On the FB forums, I’d suggested the roles of “Holding Houses”. Minor Houses, vassal to Great Houses, who are charged with the maintenance of things. An example would be the administration that occupied Caladan after the Atreides left for Arrakis. Or, after the destruction of House Harkonnen, it’s line broken, who shepherds Geidi Prime back to some sort of sensible nature.
There’s an enchanting idea in the concept of a cursed party: a male of Bene Gesserit training, an Imperial Doctor who failed the conditioning, a Twisted Mentat, a dishonourable Swordmaster. Perhaps there’s room for a party trying to make good on a past sin, perhaps they were destroyed through their use of atomics or lasgun/shields and were sheltered by a Great House (and the Bene Gesserit) to prevent the genetic line being totally destroyed.
The This then leads another enchanting idea for a campaign; re-establishing a lost house. Or changing the direction of a house whose character had been stained. I am reminded of “The Godfather Trilogy”. Led by a fanatical Bene Gesserit, a young House-heir is revealed and works to try and restore the honour, prestige and prosperity of their family; all the while developing the need to have revenge, while old enemies circle to finish the job they started.
Notes on Bene Gesserit Characters: many males in the books receive the benefits of Bene Gesserit training to some degree. Paul Atreides is just something unexpected.
Notes on Fremen Characters: The rule book says that Fremen do not leave Arrakis. What’s missed is that no-one really leaves Arrakis. The Spice is so addictive that few can afford to. As soon as you leave Arrakis, the spice hunger begins. The Dune Encyclopaedia states on page 15 that Fremen do leave Arrakis “to goggle at rivers, lakes, oceans and jungles and then to seek their reduplication on Dune”. No doubt they bring their own supplies.
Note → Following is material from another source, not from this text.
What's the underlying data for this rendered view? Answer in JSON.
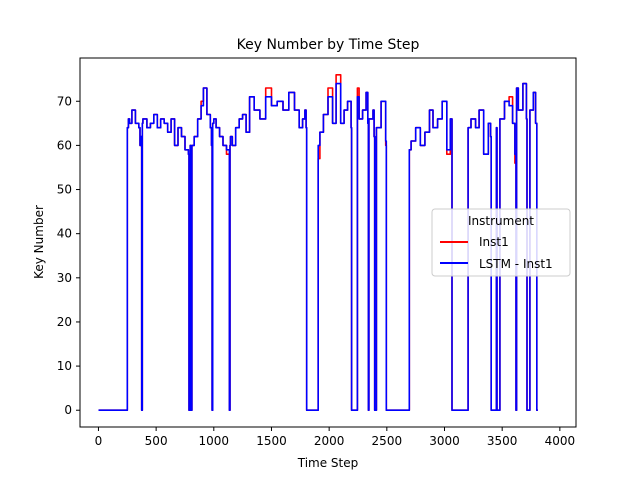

There are also some big questions that might lead to epic plots that are separate from the Atreides storyline.
FTL COMMS
The fastest way of sending a communique seems to be to put it on a heighliner. There’s no FTL comms. Though I’d be surprised if the Spice prescience didn’t provide the Guild (and the Bene Gesserit) with communication abilities.
HEIGHLINERS PETIT
The heighliners are huge but how small can a fold ship actually be considering it needs the life support, folding machinery, conventional propulsion and either nab computer or space for a Navigator.
ALIEN LIFE
It’s clear from what I’ve read that the only alien life in the whole universe is the Sandworm. In Dune, Herbert mentions that Terran flora and fauna have established themselves on Arrakis. No mention of native species.
ORIGIN OF THE WORMS
Certainly not native to Arrakis, then where did they come from? And their whole biology is tied up with human biology – surely they must be an engineered species? Or else they evolved alongside us.
There’s certainly more but that’s a good start.